The compromise health reform plan proposed today by President Obama includes many of the key long-term care provisions that were included in the earlier House and Senate bills. The CLASS Act–the national long-term care insurance program–along with federal incentives to encourage states to expand their home and community based care programs under Medicaid, and improved care coordination for those receiving both Medicare and Medicaid are all included in the Obama plan.
The White House summary released this morning leaves out many details, but the important news is that the White House is putting its weight behind these important long-term care proposals. According to the White House description, the CLASS Act remains a voluntary, self-funded insurance plan that makes a cash benefit available to those who need assistance with activities of daily living.
The White House says, “no taxpayer funds will be used to pay benefits” under CLASS. However, the Obama version also makes what the summary calls “a series of changes” to the Senate version of CLASS, although those adjustments are not described.
Similarly, the Obama plan retains proposals that give states more flexibility–and more federal money–to offer home and community-based long-term care.
The fate of the package remains unknown. Many of the health and long-term care provisions have been strongly opposed by Republicans and some moderate Democrats. We’ll know more after Obama’s health summit on Thursday. But, for now, critical long-term care proposals live.
Glad to see President Obama include the CLASS Act.
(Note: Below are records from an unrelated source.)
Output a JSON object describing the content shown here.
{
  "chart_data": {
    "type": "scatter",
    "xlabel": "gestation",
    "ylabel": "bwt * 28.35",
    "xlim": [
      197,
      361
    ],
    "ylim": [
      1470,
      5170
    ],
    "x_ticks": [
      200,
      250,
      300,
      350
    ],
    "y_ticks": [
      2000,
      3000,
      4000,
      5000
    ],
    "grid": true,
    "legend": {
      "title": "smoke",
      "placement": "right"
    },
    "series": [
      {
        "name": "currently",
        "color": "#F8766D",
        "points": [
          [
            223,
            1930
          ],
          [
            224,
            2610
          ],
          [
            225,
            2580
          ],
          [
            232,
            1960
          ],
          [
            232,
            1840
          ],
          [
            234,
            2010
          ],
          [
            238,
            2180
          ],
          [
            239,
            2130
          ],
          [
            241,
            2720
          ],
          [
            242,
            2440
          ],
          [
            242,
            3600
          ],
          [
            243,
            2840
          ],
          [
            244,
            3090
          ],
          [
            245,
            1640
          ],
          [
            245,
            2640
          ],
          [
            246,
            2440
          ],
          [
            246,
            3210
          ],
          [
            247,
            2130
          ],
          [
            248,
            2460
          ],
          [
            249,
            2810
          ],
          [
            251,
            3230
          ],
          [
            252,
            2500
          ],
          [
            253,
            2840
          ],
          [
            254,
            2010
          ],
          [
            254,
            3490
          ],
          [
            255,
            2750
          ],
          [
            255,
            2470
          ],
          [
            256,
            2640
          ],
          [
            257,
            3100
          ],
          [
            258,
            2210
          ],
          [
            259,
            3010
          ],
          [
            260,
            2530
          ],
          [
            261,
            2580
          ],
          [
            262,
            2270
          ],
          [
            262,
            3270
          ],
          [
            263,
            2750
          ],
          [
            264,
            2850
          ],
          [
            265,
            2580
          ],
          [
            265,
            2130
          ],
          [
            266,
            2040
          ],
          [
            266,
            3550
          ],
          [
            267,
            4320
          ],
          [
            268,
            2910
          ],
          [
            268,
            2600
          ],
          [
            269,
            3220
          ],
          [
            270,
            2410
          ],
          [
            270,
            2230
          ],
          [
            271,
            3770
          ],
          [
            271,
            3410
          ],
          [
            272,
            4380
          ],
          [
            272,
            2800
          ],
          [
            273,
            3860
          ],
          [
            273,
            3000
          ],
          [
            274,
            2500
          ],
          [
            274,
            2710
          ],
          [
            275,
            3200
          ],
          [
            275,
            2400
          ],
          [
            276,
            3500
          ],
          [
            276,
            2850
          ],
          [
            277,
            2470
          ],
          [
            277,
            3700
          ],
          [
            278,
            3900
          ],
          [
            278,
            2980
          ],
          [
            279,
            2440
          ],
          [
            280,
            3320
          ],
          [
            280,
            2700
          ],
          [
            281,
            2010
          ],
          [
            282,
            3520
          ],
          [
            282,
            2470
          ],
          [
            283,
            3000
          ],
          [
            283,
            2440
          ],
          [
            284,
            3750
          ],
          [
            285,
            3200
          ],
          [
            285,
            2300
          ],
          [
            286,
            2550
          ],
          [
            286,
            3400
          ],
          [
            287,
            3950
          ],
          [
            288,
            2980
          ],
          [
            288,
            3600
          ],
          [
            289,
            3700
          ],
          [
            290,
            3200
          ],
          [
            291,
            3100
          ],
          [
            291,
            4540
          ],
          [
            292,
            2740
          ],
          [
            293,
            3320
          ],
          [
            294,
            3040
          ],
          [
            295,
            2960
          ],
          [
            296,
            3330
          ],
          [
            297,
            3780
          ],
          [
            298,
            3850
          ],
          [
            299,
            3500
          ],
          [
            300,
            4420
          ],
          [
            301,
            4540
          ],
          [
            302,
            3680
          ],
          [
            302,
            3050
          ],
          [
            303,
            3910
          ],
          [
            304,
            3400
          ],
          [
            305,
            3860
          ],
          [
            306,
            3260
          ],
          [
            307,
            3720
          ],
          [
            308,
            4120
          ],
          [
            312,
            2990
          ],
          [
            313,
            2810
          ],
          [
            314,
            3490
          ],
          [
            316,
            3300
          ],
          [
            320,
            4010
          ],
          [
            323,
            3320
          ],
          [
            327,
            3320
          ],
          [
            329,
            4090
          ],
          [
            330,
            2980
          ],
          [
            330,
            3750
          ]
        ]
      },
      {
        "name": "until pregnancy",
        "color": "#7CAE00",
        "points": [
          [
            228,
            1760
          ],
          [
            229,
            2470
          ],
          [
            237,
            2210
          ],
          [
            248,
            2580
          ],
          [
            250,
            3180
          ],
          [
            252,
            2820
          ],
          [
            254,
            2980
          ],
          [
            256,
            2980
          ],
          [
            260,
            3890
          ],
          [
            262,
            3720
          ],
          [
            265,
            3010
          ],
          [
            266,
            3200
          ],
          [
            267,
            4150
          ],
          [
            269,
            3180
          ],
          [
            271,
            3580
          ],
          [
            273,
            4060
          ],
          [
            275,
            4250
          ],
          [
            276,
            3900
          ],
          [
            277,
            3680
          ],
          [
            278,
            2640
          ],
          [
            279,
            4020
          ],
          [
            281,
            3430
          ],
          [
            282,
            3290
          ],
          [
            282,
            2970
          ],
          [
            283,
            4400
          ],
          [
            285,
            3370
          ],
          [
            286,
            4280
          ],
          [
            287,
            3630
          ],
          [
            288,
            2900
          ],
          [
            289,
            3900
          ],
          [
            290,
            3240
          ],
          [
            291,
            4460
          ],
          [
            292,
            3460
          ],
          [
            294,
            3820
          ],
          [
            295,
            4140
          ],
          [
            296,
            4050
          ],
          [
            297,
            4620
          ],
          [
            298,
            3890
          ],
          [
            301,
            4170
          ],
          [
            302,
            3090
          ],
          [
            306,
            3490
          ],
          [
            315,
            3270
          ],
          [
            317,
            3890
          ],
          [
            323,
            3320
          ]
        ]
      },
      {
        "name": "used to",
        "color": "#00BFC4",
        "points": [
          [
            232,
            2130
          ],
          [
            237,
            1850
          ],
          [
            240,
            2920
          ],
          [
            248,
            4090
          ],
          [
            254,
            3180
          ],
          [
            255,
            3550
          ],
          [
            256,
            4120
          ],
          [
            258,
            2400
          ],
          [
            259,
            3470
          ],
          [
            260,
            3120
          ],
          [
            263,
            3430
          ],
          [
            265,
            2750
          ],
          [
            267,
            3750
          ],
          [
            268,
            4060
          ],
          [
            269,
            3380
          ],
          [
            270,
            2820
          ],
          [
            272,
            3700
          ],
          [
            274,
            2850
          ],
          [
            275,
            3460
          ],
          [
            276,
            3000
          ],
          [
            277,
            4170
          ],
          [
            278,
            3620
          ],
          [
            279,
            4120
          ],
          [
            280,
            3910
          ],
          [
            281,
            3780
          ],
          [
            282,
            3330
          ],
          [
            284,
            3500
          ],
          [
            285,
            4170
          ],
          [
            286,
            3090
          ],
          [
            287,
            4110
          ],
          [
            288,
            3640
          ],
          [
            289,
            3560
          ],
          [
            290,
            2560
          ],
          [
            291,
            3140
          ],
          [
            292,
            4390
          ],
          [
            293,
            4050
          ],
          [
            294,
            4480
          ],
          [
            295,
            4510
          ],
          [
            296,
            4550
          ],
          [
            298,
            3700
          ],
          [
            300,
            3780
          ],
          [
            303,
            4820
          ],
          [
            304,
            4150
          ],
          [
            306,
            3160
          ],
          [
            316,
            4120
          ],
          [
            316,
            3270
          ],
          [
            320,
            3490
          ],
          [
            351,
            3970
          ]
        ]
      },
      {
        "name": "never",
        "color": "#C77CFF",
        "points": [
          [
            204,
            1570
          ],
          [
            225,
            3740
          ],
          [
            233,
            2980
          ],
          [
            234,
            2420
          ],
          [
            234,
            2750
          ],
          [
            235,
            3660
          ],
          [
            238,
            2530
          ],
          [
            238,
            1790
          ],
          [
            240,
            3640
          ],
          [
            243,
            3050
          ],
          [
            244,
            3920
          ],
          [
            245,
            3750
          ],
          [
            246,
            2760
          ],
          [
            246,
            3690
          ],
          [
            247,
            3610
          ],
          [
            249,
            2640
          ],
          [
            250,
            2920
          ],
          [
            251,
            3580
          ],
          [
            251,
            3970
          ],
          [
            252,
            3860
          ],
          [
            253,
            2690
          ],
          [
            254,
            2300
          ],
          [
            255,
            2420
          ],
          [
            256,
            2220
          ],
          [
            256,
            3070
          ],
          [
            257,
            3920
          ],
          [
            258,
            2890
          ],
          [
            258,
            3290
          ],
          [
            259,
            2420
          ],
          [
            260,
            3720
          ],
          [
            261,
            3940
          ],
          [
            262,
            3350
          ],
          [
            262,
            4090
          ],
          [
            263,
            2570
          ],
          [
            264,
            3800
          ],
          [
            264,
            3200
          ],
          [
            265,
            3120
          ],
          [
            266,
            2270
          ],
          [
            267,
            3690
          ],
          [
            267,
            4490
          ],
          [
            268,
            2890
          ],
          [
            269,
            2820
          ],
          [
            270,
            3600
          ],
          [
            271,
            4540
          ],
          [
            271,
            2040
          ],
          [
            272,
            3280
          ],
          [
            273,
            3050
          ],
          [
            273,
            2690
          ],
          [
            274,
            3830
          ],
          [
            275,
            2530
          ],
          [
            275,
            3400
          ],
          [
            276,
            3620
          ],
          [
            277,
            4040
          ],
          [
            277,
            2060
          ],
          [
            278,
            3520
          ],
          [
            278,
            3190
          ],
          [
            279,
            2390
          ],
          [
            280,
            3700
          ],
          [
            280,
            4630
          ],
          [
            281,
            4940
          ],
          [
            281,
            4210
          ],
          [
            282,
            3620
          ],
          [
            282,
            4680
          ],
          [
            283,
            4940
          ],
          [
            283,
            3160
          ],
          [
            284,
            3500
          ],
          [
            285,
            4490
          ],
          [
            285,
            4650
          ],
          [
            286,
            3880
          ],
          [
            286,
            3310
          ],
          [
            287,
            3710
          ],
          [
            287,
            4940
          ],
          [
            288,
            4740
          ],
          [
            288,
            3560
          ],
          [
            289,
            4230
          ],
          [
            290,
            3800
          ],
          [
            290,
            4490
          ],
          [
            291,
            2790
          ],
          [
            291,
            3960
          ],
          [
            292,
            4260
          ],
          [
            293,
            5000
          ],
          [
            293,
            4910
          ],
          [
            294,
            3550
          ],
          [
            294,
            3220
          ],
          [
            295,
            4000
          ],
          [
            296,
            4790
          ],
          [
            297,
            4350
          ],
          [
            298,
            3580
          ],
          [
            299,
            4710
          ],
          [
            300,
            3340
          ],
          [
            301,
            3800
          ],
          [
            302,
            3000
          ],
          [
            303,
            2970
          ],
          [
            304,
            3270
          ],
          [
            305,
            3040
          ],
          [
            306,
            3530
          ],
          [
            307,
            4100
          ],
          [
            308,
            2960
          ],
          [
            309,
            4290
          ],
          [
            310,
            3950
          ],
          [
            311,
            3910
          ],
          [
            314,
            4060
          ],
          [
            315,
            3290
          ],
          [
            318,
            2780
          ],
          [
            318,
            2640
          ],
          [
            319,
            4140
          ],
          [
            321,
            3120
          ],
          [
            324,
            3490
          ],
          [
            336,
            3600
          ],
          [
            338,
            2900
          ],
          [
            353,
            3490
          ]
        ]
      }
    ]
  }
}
This weekend I ran into a member of Congress at an event. Asked him to support the CLASS Act. He asked what it was – then I told him. The Congressman’s spouse piped in – “We bought long-term care insurance.” I congratulated her and let her know that unfortunately not everyone could afford such insurance. And that’s why the CLASS Act was a good thing to move forward. He then said he hoped that neither the House or Senate bill would pass, and then he walked away to enter a room of his supporters. Again, glad that the CLASS Act is in the President’s plan. Need to keep up the discussion on long-term care financing reform. This particular Congressman clearly didn’t understand the need.
Remarkable (and depressing) that after a year of debate Eric ran into a member of congress who never heard of the CLASS Act. My experience is similar–too many lawmakers are still oblivious to long-term care issues. My theory: It is not about whether they are Ds or Rs, or liberals or conservatives. It is about whether they have been caregivers or not. If they have, they get it. If they have not….well, Eric found one who has not.